Le bureau du procureur enquêtera sur les pressions présumées exercées sur un responsable de la migration

Le Ministre des Mines et de l’Energie, Irène Vélezcontinue d’être le protagoniste des événements les plus commentés du mouvement politique dans le pays pour chacun de ses actes, certains d’entre eux générant des controverses, et le plus récent a à voir avec le départ de votre enfant mineur du pays et l’arrangement allégué que le fonctionnaire aurait fait pour que le voyage ne soit pas encadré dans l’irrégularité.

Le procureur général de la République a ouvert une enquête contre la ministre Irene Vélez pour avoir prétendument fait pression sur un responsable colombien de l’immigration pour qu’il autorise son plus jeune fils à quitter le pays alors qu’il n’avait pas les permis correspondants pour le faire.

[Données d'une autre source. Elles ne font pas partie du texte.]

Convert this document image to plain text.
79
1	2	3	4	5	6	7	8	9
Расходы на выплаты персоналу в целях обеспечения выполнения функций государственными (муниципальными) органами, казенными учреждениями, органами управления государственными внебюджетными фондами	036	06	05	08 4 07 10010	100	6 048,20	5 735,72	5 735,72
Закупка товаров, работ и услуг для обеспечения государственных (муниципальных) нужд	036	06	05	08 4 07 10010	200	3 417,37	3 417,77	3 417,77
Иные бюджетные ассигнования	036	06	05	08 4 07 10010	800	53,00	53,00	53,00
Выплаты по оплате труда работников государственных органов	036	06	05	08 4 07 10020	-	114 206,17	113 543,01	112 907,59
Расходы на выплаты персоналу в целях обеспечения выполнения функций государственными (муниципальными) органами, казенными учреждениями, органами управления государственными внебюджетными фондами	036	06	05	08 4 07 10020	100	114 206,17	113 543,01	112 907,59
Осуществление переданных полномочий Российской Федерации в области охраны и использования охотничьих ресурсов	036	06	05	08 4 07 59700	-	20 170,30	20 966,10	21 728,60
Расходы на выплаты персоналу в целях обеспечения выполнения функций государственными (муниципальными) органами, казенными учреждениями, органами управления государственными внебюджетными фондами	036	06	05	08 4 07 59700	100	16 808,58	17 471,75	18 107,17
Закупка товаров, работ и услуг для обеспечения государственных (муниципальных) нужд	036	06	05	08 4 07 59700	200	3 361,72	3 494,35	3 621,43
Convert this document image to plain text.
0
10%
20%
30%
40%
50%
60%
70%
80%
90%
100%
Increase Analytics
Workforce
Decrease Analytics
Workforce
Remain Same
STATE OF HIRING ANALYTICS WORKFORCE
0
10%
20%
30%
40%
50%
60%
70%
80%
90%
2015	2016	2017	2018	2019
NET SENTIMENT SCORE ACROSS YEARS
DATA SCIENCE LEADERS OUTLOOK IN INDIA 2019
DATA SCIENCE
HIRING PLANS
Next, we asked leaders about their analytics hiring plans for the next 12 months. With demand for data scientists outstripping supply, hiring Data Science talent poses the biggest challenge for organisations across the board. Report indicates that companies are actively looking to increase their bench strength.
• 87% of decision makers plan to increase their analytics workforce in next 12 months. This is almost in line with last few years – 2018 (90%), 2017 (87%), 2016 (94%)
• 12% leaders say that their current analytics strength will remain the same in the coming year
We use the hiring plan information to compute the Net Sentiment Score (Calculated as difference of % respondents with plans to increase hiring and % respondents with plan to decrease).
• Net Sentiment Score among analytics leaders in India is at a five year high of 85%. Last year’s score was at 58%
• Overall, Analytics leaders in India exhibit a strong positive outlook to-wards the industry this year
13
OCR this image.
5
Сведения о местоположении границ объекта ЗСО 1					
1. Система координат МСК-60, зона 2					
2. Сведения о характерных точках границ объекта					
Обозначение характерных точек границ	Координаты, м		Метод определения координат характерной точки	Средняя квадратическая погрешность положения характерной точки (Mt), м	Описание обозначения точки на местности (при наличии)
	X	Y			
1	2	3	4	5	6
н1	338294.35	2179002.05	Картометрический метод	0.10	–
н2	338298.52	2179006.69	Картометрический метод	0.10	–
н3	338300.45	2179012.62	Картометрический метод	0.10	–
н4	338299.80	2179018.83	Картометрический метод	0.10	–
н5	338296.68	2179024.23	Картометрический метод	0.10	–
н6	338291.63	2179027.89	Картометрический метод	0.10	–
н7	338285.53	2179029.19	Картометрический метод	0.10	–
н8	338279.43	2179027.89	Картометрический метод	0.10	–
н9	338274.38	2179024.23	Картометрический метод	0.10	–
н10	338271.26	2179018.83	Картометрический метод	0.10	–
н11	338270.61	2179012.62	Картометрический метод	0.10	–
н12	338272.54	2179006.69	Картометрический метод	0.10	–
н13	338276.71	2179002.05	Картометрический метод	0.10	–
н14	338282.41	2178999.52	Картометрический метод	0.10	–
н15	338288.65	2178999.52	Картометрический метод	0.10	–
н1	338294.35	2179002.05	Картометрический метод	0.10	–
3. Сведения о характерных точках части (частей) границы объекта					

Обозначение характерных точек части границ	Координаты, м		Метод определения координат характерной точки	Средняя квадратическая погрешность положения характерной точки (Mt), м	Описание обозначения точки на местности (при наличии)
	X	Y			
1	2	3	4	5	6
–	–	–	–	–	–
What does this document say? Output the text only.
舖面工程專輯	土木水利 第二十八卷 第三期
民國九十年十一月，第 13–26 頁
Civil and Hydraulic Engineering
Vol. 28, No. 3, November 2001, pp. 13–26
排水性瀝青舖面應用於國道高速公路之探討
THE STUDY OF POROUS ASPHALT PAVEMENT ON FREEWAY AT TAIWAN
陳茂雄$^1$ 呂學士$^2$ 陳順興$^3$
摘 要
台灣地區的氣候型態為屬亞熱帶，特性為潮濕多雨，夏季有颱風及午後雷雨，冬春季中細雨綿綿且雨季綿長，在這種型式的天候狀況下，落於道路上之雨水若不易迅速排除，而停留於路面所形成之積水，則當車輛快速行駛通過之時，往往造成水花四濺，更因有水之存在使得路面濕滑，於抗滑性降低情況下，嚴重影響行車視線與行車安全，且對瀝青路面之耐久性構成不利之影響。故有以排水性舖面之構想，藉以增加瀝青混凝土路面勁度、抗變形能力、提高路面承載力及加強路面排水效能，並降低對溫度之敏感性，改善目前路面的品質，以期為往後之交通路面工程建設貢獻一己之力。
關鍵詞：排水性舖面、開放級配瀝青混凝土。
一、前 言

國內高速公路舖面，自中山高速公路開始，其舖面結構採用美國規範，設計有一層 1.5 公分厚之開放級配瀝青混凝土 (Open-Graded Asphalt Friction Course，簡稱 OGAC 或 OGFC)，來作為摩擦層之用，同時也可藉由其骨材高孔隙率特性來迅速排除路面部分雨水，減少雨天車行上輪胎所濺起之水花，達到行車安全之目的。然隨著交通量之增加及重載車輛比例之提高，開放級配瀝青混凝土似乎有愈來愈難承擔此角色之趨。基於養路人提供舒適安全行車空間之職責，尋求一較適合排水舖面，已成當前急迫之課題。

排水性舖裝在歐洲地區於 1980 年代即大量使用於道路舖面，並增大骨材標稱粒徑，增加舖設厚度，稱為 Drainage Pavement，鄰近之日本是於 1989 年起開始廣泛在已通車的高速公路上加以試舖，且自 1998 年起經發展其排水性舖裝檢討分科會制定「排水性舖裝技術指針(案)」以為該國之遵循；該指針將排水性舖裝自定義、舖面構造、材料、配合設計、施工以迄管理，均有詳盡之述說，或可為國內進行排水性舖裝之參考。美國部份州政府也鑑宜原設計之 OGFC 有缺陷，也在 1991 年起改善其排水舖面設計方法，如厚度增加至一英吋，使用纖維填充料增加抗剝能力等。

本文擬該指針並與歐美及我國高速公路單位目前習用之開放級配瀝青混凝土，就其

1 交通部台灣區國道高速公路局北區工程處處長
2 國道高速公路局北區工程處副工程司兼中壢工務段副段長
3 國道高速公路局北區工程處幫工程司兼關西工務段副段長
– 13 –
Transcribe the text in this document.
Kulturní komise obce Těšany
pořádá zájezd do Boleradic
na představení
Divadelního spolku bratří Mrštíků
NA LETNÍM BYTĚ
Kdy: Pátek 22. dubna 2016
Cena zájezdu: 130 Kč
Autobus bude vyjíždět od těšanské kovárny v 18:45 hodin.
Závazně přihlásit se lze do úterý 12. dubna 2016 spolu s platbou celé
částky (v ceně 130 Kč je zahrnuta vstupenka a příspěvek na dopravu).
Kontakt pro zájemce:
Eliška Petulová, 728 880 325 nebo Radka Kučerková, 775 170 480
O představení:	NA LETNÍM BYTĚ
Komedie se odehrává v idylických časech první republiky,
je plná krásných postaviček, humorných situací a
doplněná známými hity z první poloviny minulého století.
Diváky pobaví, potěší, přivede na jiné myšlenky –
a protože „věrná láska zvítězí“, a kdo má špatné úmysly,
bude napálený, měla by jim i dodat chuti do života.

La ministre Irene Vélez était à Davos, en Suisse, pour participer au Forum économique mondial et a profité de sa présence sur le vieux continent pour convenir une rencontre en Espagne avec votre enfant mineur et avec son mari, mais apparemment, la mineure n’avait pas les permis correspondants pour voyager à l’extérieur du pays et le ministre a « résolu » le problème avec des appels et des e-mails à un fonctionnaire de Migration colombienne.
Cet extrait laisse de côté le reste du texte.